Suffering from a bad case of morning sickness? Aside from feeling run down and nauseous from your pregnancy, morning sickness can actually wreak havoc on your teeth. You’ll need extra help protecting your teeth because most of us don’t do enough to remove the acid left on our teeth after throwing up.

It’s not only pregnant women who should be seeing the dentist more often. Many British women do fail to see the dentist as often as required. They may not see the dentist twice a year as recommended or put off getting issues from dental pain to gum bleeding taken care of. This is why the dentist is the health practitioner you probably don't see enough.

Although Brits have a reputation for bad teeth, that stereotype isn’t reality. For example, British children have a lower incidence of missing, filled or decayed teeth than Spanish children. About 70 percent of Brits have seen a dentist each year, far more than the 40 percent of Americans. Let’s look at why you should visit the dentist more often.

You’re Recovering from a Dental Health Problem

Perhaps you’re repairing bleeding gums or receding gums due to bad oral hygiene or health problems. In these cases, you should see the dentist several times a year to continue repairing the damage. If your gums had to be hit with a laser or given another advanced treatment to treat an infection, you want to see the dentist in a couple of months to sustain the gain.

Note that you should see the dentist more often if you smoke or drink, too, to limit the damage these habits exact on your teeth.

Your Health Is Less Than Ideal

If your diabetes has been raging out of control, it is also bad for your teeth. Your gums are a mess. Your wounds are slow to heal, including when you poked yourself in the cheek.

Cancer treatment kills the saliva generating cells in the mouth and throat while stressing the body. You’re at increased risk of dental problems. In these cases, you want to visit the dentist more often to protect your teeth.

If you have already been diagnosed with heart disease, you’ll want to see the dentist at least twice a year. Extra cleanings actually reduces your risk of a heart attack and stroke. HIV and the associated medications increase the odds of serious oral problems, too. Yet you’re going to have a more difficult time fighting off thrush or bacterial infections.

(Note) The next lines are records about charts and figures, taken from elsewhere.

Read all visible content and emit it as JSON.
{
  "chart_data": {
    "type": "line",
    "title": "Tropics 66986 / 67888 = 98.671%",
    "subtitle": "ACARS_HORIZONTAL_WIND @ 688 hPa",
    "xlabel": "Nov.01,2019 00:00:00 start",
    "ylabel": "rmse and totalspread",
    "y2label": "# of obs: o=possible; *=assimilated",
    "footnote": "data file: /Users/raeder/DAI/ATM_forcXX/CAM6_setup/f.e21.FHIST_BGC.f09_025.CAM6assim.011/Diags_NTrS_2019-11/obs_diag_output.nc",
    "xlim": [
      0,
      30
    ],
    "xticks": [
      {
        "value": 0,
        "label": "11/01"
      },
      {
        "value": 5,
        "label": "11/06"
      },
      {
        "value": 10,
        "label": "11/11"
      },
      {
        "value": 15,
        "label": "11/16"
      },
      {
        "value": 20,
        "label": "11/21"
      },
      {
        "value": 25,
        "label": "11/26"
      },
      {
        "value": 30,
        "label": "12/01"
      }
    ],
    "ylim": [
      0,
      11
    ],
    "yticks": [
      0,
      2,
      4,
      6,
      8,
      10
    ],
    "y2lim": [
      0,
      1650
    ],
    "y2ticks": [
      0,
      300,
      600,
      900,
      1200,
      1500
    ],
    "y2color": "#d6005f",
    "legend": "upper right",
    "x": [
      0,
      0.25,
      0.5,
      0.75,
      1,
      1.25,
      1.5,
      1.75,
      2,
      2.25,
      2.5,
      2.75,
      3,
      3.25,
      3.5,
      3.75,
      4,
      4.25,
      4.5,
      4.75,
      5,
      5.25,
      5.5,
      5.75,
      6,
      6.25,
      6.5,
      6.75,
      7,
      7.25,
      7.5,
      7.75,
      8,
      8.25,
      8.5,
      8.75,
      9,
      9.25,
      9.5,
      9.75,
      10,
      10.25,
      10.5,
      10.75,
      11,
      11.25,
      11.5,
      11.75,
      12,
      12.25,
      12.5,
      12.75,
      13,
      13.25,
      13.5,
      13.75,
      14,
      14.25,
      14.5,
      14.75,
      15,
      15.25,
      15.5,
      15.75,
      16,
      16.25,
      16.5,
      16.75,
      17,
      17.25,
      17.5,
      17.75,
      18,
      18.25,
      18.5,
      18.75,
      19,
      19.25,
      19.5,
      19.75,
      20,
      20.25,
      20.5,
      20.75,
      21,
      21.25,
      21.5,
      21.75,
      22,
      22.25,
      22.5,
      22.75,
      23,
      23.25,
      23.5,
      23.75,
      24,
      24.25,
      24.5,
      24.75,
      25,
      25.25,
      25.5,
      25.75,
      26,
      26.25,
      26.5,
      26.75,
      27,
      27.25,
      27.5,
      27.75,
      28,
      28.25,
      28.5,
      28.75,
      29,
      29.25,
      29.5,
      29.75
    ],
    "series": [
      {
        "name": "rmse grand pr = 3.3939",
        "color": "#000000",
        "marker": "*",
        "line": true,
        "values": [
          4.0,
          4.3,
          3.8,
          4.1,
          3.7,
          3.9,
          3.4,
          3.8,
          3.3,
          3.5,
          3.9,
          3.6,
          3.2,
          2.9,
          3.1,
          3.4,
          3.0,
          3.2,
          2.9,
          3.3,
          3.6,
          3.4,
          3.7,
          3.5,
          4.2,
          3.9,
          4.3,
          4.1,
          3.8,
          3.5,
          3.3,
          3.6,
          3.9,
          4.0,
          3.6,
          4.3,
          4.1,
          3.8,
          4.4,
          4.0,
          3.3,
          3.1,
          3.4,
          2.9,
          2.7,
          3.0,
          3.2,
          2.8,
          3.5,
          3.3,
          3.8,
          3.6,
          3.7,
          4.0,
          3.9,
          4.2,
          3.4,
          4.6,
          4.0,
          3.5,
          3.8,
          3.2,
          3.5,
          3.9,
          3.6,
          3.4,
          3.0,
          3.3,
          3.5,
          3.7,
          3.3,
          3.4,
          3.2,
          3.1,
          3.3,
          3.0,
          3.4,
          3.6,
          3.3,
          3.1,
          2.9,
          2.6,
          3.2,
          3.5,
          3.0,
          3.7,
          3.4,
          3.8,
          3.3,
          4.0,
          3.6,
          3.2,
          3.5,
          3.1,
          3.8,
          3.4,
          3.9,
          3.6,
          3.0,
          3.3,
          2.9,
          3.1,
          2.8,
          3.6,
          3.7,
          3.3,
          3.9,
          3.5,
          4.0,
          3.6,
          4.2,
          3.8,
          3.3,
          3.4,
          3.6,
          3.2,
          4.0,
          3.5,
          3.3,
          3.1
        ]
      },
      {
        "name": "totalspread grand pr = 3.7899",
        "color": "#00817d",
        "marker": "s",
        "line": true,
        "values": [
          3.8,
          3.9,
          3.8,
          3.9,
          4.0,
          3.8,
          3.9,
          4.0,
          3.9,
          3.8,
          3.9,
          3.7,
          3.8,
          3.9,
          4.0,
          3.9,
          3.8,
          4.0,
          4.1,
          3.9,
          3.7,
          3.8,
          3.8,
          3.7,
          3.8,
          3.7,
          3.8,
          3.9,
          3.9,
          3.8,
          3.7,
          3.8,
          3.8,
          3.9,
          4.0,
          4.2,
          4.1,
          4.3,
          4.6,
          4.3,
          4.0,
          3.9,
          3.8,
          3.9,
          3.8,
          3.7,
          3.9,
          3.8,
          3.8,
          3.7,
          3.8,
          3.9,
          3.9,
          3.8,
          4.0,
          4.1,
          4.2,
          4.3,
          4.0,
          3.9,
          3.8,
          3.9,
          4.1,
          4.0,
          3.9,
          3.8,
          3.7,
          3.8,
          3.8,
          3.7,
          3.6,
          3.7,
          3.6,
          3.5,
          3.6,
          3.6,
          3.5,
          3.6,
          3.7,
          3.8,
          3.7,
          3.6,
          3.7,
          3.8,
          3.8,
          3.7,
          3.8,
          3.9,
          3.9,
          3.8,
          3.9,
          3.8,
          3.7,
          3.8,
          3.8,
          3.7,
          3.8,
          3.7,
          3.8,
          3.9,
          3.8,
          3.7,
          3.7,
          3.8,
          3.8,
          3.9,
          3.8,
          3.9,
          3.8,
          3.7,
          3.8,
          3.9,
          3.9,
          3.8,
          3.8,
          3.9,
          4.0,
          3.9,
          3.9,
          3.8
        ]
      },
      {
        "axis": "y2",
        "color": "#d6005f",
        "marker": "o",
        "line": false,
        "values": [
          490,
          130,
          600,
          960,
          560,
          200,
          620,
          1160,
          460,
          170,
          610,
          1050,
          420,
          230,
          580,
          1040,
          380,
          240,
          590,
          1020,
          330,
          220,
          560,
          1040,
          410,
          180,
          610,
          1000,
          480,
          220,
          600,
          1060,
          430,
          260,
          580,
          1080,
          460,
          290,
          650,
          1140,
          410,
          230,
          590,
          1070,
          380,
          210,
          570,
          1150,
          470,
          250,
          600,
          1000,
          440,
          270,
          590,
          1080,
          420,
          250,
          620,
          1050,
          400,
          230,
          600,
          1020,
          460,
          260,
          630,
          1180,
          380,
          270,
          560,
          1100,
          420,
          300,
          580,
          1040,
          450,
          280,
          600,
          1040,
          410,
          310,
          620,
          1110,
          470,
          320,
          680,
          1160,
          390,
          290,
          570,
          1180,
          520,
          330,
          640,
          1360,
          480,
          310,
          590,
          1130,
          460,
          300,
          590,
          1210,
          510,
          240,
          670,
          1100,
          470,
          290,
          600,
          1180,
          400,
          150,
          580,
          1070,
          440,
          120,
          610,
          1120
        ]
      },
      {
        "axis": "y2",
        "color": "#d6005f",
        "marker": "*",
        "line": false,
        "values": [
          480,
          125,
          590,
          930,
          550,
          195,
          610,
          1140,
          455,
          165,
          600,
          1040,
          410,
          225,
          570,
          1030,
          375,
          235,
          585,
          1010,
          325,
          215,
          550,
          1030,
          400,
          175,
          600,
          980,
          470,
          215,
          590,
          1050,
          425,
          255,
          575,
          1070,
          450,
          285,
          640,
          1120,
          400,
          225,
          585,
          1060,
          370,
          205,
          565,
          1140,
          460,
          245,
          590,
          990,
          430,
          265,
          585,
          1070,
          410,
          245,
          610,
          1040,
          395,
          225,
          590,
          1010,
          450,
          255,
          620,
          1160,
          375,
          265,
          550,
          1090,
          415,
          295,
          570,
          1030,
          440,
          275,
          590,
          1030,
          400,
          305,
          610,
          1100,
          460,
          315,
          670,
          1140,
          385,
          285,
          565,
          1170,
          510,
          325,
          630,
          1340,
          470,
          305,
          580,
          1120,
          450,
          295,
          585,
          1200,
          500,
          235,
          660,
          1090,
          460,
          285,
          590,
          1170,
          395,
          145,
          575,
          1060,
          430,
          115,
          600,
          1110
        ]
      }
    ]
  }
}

You Think Something Is Wrong

It is depressing how often people know that something is wrong but are more afraid of the dentist than the problems that arise from an untreated problem. It may be a tooth infection that turns into an abscess. It may be a cut in the mouth or sores that are treated with over the counter remedies instead of more effective treatments.

Jaw pain is assumed to be stress while you grind your teeth to nothing every night or cause joint damage due to the untreated bruxism. You may have tooth pain but ignore it, blaming the ice cube you cracked. Yet that exposed cracked tooth puts you at risk of serious infection and denies the opportunity to potentially save the tooth.

Don’t ignore sores that won’t heal or lesions that get worse. And dental restorations that have something wrong with it can cause problems until it is resolved.